My understanding is that the chain of events—and do feel free to correct me if I'm missing something crucial—went something like this:
- Fifty Shades was originally posted online as a Twilight fanfiction serial called Master of the Universe.
- It was eventually picked up by Random House, who stated that Fifty Shades was a "distinctly separate piece of work" from Master of the Universe, which, when originally picked up for publication by Writers Coffee Shop—the history is pretty convoluted—was "lightly rewritten to take out any references to Twilight characters and situations".
- Note: Dear Author ran the two through a few comparison engines and found that Master of the Universe and Fifty Shades had an 89% similarity.
- Note: In doing a chapter-by-chapter analysis, this blogger makes note of a LOT of similarities between Twilight and Fifty Shades.
- The book went on to sell a bajillion copies; the movie has done incredibly well at the box office.
Criticism/questions about the book's origins are generally met with the same few responses:
- They're totally different things. (See Random House; lots of fans, many who are fans of both).
- Stephenie Meyer doesn't mind, so why should we? (See how often this Stephenie Meyer quote is cited: "“I haven’t read it. I mean, that’s really not my genre, not my thing,” she said with a laugh. “I’ve heard about it; I haven’t really gotten into it that much. Good on her — she’s doing well. That’s great!”")

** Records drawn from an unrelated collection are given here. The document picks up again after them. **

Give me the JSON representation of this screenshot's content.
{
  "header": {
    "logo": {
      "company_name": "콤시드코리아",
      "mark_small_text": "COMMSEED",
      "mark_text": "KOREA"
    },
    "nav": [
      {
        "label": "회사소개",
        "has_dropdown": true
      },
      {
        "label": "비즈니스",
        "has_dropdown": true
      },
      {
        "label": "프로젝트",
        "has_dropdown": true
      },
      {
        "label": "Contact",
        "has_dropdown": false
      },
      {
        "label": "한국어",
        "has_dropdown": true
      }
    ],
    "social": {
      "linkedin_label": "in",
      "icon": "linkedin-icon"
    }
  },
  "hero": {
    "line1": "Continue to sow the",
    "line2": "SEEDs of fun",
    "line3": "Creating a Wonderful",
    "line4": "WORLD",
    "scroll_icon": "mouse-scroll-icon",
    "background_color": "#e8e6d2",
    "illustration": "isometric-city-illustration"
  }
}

- Twilight was derivative dreck, so who cares? (See pretty much any conversation about this at Goodreads.)
NOTE: I AM NOT TALKING ABOUT LEGALITIES OF THE TWILIGHT/FIFTY SHADES CONNECTION. I'M TALKING PURELY ABOUT THE CULTURAL CONVERSATION THAT SURROUNDS IT.
With that in mind, how do you think the conversation would have gone if all of that had happened, but with another book as the inspiration?
If it'd been another book—a DIFFERENT best-selling phenomenon with a huge fanbase—that had inspired a piece of fanfic, erotic or not? A piece of fanfic that had then been picked up by a traditional publisher, scrubbed of direct references to the original, and then published as an original piece of writing?
Like, say... The Fault in Our Stars?
What would the conversation look like then?
I'm not trying to pick on John Green here. Or the Fault in Our Stars. Or Twilight. Or, for that matter, Fifty Shades of Grey. But I very much think that if the Fifty Shades story had played out the same way, but with a different origin, that the dialogue surrounding it would have been extremely, EXTREMELY different. And that is interesting to me.
And kind of disheartening?
All of this thought, as you may have guessed, has come about because I've been continuing to think about the conversation—or, let's face it, the lack thereof—surrounding the John Green/DFTBA/quote saga. While I was working on this post, this tweet came through my feed:
And it pretty much puts all of my feelings about this into a nutshell.
It bothers me that when something controversial happens—or when someone makes a mistake, even—cultural response depends more on the WHO than the WHAT.